On July 2, Ivory West, age 2, of Spring, Texas was fatally shot in a robbery.
July 6, Alberto Rios Navarrette, age 5, of Winston-Salem, North Carolina was killed in a drive-by.
July 13, Brooklyn Harris, age 3, of Milwaukee was killed in a road rage incident.
On July 18, Karon Brown, age 11, of Washington, D.C., was killed by a stray round.
On July 21, Eddie Hill, age 10, of North Saint Louis, Missouri was also killed by a stay round.
Kid after kid was being killed in a country that seemed barely to notice beyond the immediate community of the latest death.
“It's crazy how many kids are shot and killed,” Luke told the Daily Beast early last week. “It’s heartbreaking.”
And then, on Sunday, 6-year-old Stephen Romero was killed in the mass shooting in Gilroy along with a 13-year-old girl and a man in his 20s. This latest carnage despite a secure fence line and a big search and metal detectors and cops and every possible protection save perhaps meaningful gun control that might have kept an assault rifle out of the hands of a “really angry” 19-year-old.
Luke knew from her own experience that Stephen’s mother would have barely noticed the wounds to her stomach and leg.

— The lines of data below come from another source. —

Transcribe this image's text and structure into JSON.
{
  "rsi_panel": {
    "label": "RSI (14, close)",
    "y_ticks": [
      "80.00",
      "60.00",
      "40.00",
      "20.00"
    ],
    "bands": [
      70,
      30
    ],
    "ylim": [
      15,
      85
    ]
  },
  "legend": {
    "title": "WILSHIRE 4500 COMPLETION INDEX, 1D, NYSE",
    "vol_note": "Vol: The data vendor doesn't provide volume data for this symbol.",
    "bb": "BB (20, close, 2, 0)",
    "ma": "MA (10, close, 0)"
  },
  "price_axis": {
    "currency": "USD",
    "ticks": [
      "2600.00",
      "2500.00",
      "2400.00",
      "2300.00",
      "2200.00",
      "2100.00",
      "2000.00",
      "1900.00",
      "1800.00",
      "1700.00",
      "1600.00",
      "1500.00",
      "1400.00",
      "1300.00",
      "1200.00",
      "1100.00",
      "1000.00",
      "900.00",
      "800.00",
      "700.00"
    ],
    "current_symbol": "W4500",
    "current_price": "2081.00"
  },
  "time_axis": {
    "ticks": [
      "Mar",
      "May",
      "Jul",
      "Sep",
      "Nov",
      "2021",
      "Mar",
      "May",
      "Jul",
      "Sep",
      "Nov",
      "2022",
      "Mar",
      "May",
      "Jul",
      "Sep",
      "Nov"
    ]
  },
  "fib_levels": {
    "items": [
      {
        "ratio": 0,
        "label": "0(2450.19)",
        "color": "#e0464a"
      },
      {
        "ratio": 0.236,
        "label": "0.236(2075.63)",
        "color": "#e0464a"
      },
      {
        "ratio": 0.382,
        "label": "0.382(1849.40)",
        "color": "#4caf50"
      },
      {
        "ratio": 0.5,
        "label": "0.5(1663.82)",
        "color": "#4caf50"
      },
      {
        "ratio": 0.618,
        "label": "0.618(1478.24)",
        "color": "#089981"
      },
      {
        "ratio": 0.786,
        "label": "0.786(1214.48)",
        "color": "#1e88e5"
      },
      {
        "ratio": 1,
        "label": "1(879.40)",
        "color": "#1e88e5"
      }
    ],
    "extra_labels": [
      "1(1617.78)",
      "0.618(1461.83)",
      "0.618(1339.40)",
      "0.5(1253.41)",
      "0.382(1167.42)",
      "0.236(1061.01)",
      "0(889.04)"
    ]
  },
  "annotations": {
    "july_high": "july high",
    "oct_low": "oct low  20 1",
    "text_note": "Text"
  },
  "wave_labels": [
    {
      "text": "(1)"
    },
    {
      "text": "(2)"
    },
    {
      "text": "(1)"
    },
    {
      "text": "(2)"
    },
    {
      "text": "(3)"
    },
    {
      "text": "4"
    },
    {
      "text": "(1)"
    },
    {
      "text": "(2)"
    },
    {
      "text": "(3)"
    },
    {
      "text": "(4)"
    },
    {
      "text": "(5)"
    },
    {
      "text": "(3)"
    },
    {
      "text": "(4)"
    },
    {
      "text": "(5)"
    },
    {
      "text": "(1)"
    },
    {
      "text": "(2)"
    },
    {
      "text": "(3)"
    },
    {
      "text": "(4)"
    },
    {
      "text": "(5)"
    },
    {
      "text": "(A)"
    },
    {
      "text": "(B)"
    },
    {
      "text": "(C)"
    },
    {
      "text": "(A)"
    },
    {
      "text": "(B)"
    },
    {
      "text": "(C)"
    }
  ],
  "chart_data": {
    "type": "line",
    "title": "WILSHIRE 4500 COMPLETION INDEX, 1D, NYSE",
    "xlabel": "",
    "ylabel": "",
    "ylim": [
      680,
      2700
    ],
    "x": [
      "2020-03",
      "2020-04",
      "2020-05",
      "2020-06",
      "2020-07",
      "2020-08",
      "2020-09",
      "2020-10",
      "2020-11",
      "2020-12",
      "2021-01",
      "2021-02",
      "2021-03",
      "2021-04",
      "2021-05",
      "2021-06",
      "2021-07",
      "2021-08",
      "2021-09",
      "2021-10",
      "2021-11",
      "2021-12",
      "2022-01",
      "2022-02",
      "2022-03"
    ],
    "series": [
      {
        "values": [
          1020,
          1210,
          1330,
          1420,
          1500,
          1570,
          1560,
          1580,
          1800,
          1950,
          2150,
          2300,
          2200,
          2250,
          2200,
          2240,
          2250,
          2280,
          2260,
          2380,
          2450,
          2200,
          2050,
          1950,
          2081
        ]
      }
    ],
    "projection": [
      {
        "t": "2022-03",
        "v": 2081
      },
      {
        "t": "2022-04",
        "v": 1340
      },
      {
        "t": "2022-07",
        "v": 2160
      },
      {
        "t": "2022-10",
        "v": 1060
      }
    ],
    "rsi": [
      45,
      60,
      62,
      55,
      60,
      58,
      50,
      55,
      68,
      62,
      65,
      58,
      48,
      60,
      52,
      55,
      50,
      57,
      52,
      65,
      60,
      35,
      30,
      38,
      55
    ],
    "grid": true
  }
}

“I was never really worried about myself,” Luke told The Daily Beast on Monday. “When you’re a parent, you don’t really think about yourself.”
An hour later, our president stood in the Rose Garden at the White House and spoke of the mass shooting in Gilroy.
“We reaffirm our national will to answer violence with the courage, determination, and resolve of one American family,” Trump declared. “We will continue to work together as communities and as citizens to stop evil, prevent violence, and protect the safety of all Americans.”
Trump had still not said a word about the mass shooting in his hometown or about the deaths of one young child after another after another.